Most people would probably answer ​“No” to questions like these. At least, I hope that most people are perfectly capable of drawing a line between what happens inside and outside a game. But that doesn’t mean we shouldn’t listen to the criticism and consider that maybe, just maybe, any such status quo needs some challenging.

And finally, with regards to #3, there’s something incredibly myopic about insisting on only hearing voices that are similar to your own, or that espouse views similar to your own. For starters, it’s always possible to ignore opinions. If you don’t like what folks like Sarkeesian or Yiannopoulos have to say, then simply ignore it. But why should we fear criticism raising questions within our own hearts and minds concerning the media we consume and its potential effects on us? Even if we ultimately reject the answer they might arrive on, such a process may be deeply helpful when it comes to helping us better define and delineate our own stances.


In the aforementioned ​“gamer bill of rights,” Kelly writes ​“that diversity of thought is a Right” — yet another irony in a piece full of them. Diversity of thought is simply not possible in an environment that discourages, decries, and seeks to prevent beloved media artifacts from being assessed, critiqued, and challenged by those who might be considered ​“other” (i.e., those who exist outside the status quo or the assumed proper audience for such media artifacts). Furthermore, this is not true for video games alone, recent controversies and internet arguments notwithstanding. It’s equally true for books, movies, music, paintings — any form of media.

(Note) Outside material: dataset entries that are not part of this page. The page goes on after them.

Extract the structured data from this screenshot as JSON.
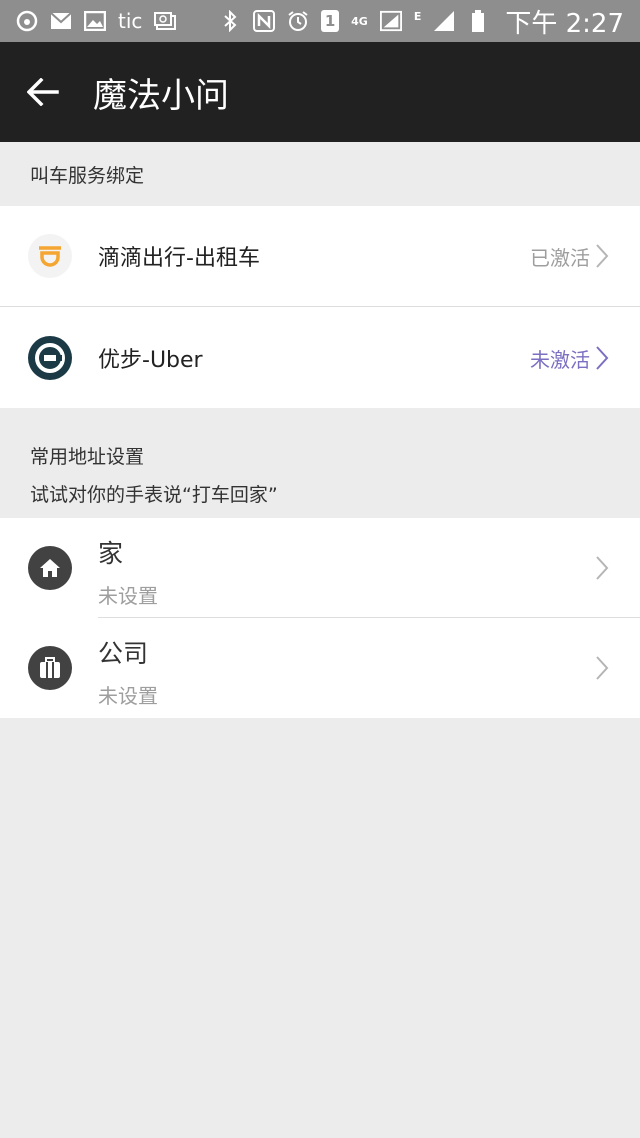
{
  "status_bar": {
    "left_text": "tic",
    "sim_label": "1",
    "network_label": "4G",
    "edge_label": "E",
    "time": "下午 2:27"
  },
  "app_bar": {
    "title": "魔法小问"
  },
  "ride_section": {
    "header": "叫车服务绑定",
    "items": [
      {
        "name": "滴滴出行-出租车",
        "status": "已激活",
        "status_color": "#9e9e9e",
        "icon": "didi-icon"
      },
      {
        "name": "优步-Uber",
        "status": "未激活",
        "status_color": "#7b6fc2",
        "icon": "uber-icon"
      }
    ]
  },
  "address_section": {
    "header": "常用地址设置",
    "hint": "试试对你的手表说“打车回家”",
    "items": [
      {
        "name": "家",
        "value": "未设置",
        "icon": "home-icon"
      },
      {
        "name": "公司",
        "value": "未设置",
        "icon": "briefcase-icon"
      }
    ]
  },
  "colors": {
    "app_bar": "#212121",
    "status_bar": "#8e8e8e",
    "background": "#ececec",
    "didi_orange": "#f5a531",
    "uber_dark": "#1b3a46"
  }
}
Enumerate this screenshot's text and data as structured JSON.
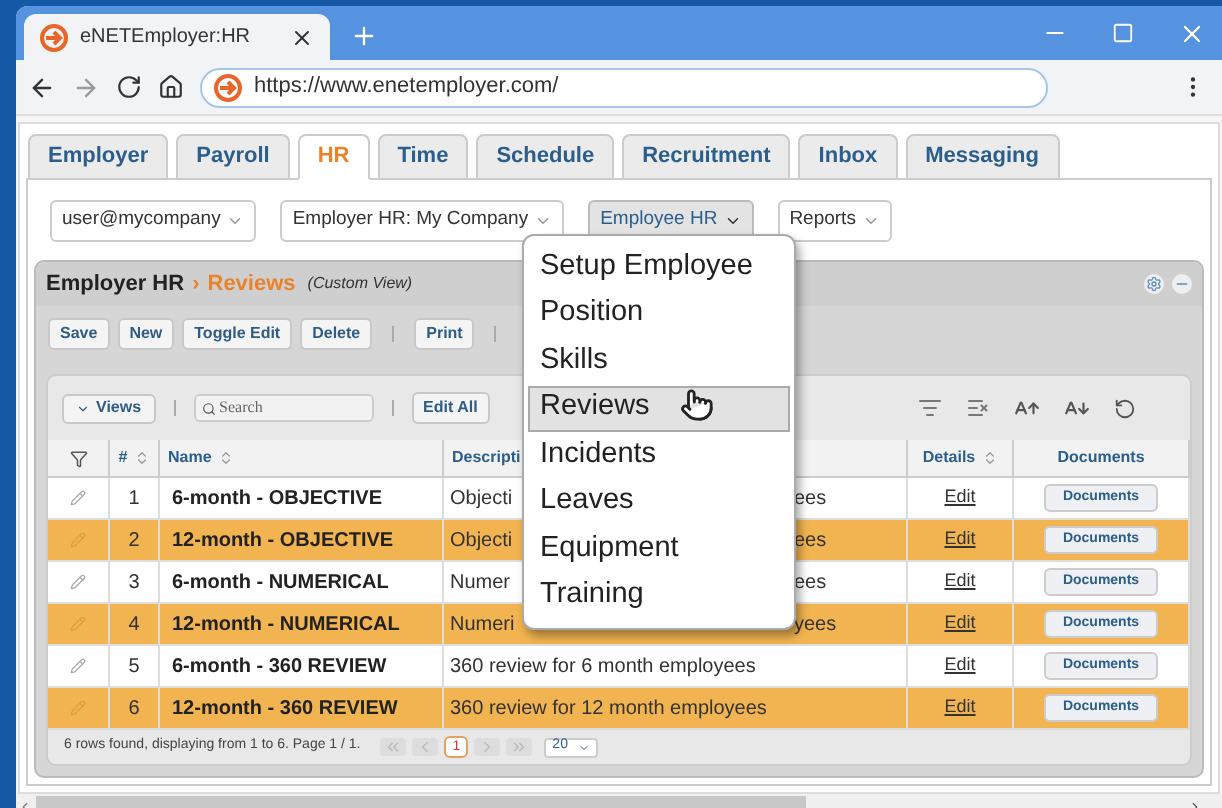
{
  "browser": {
    "tab_title": "eNETEmployer:HR",
    "url": "https://www.enetemployer.com/"
  },
  "nav_tabs": [
    {
      "label": "Employer",
      "selected": false
    },
    {
      "label": "Payroll",
      "selected": false
    },
    {
      "label": "HR",
      "selected": true
    },
    {
      "label": "Time",
      "selected": false
    },
    {
      "label": "Schedule",
      "selected": false
    },
    {
      "label": "Recruitment",
      "selected": false
    },
    {
      "label": "Inbox",
      "selected": false
    },
    {
      "label": "Messaging",
      "selected": false
    }
  ],
  "selectors": [
    {
      "label": "user@mycompany",
      "selected": false
    },
    {
      "label": "Employer HR: My Company",
      "selected": false
    },
    {
      "label": "Employee HR",
      "selected": true
    },
    {
      "label": "Reports",
      "selected": false
    }
  ],
  "panel": {
    "title": "Employer HR",
    "separator": "›",
    "section": "Reviews",
    "view": "(Custom View)"
  },
  "toolbar_buttons": [
    "Save",
    "New",
    "Toggle Edit",
    "Delete",
    "Print"
  ],
  "grid_toolbar": {
    "views": "Views",
    "search_placeholder": "Search",
    "edit_all": "Edit All"
  },
  "table": {
    "columns": [
      {
        "label": "#",
        "sortable": true
      },
      {
        "label": "Name",
        "sortable": true
      },
      {
        "label": "Descripti",
        "sortable": false
      },
      {
        "label": "Details",
        "sortable": true
      },
      {
        "label": "Documents",
        "sortable": false
      }
    ],
    "rows": [
      {
        "number": "1",
        "name": "6-month - OBJECTIVE",
        "description": [
          "Objecti",
          "ees"
        ],
        "details": "Edit",
        "documents": "Documents",
        "shaded": false
      },
      {
        "number": "2",
        "name": "12-month - OBJECTIVE",
        "description": [
          "Objecti",
          "ees"
        ],
        "details": "Edit",
        "documents": "Documents",
        "shaded": true
      },
      {
        "number": "3",
        "name": "6-month - NUMERICAL",
        "description": [
          "Numer",
          "ees"
        ],
        "details": "Edit",
        "documents": "Documents",
        "shaded": false
      },
      {
        "number": "4",
        "name": "12-month - NUMERICAL",
        "description": [
          "Numeri",
          "yees"
        ],
        "details": "Edit",
        "documents": "Documents",
        "shaded": true
      },
      {
        "number": "5",
        "name": "6-month - 360 REVIEW",
        "description": [
          "360 review for 6 month employees"
        ],
        "details": "Edit",
        "documents": "Documents",
        "shaded": false
      },
      {
        "number": "6",
        "name": "12-month - 360 REVIEW",
        "description": [
          "360 review for 12 month employees"
        ],
        "details": "Edit",
        "documents": "Documents",
        "shaded": true
      }
    ]
  },
  "footer": {
    "status": "6 rows found, displaying from 1 to 6. Page 1 / 1.",
    "page": "1",
    "page_size": "20"
  },
  "menu": {
    "items": [
      {
        "label": "Setup Employee",
        "selected": false
      },
      {
        "label": "Position",
        "selected": false
      },
      {
        "label": "Skills",
        "selected": false
      },
      {
        "label": "Reviews",
        "selected": true
      },
      {
        "label": "Incidents",
        "selected": false
      },
      {
        "label": "Leaves",
        "selected": false
      },
      {
        "label": "Equipment",
        "selected": false
      },
      {
        "label": "Training",
        "selected": false
      }
    ]
  }
}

That being said, there is a criticism that ought to be roundly criticized: the criticism that originates from an uninformed and ignorant — and, some might say, knee-jerk — position. This is criticism offered by someone who has never seen, read, or experienced in any significant way, the artifact that is the target of their criticism. Who decries a movie despite having never seen it, or at the very least, researched it and what the director’s intentions may have been. Who criticizes music for controversial lyrics without considering for a moment the context that may have given rise to such lyrics. Who criticizes a video game for being pornographic despite having never played the game in question, much less seen its explicit content for themselves.

Gamers were right to consistently push back against Ebert, who, for all of his legitimate talent and knowledge as a movie critic, seemed largely disinterested in actually taking time to learn about and experience the medium he was talking about. Even if video games aren’t ​“art” proper (assuming you could even construct such a definition), there’s no denying the amount of ingenuity and imagination on display in the medium. If several recent games are any indication, it’s only a matter of time before the medium transcends its early roots and comes so close to being ​“art” as to do away with any distinctions altogether.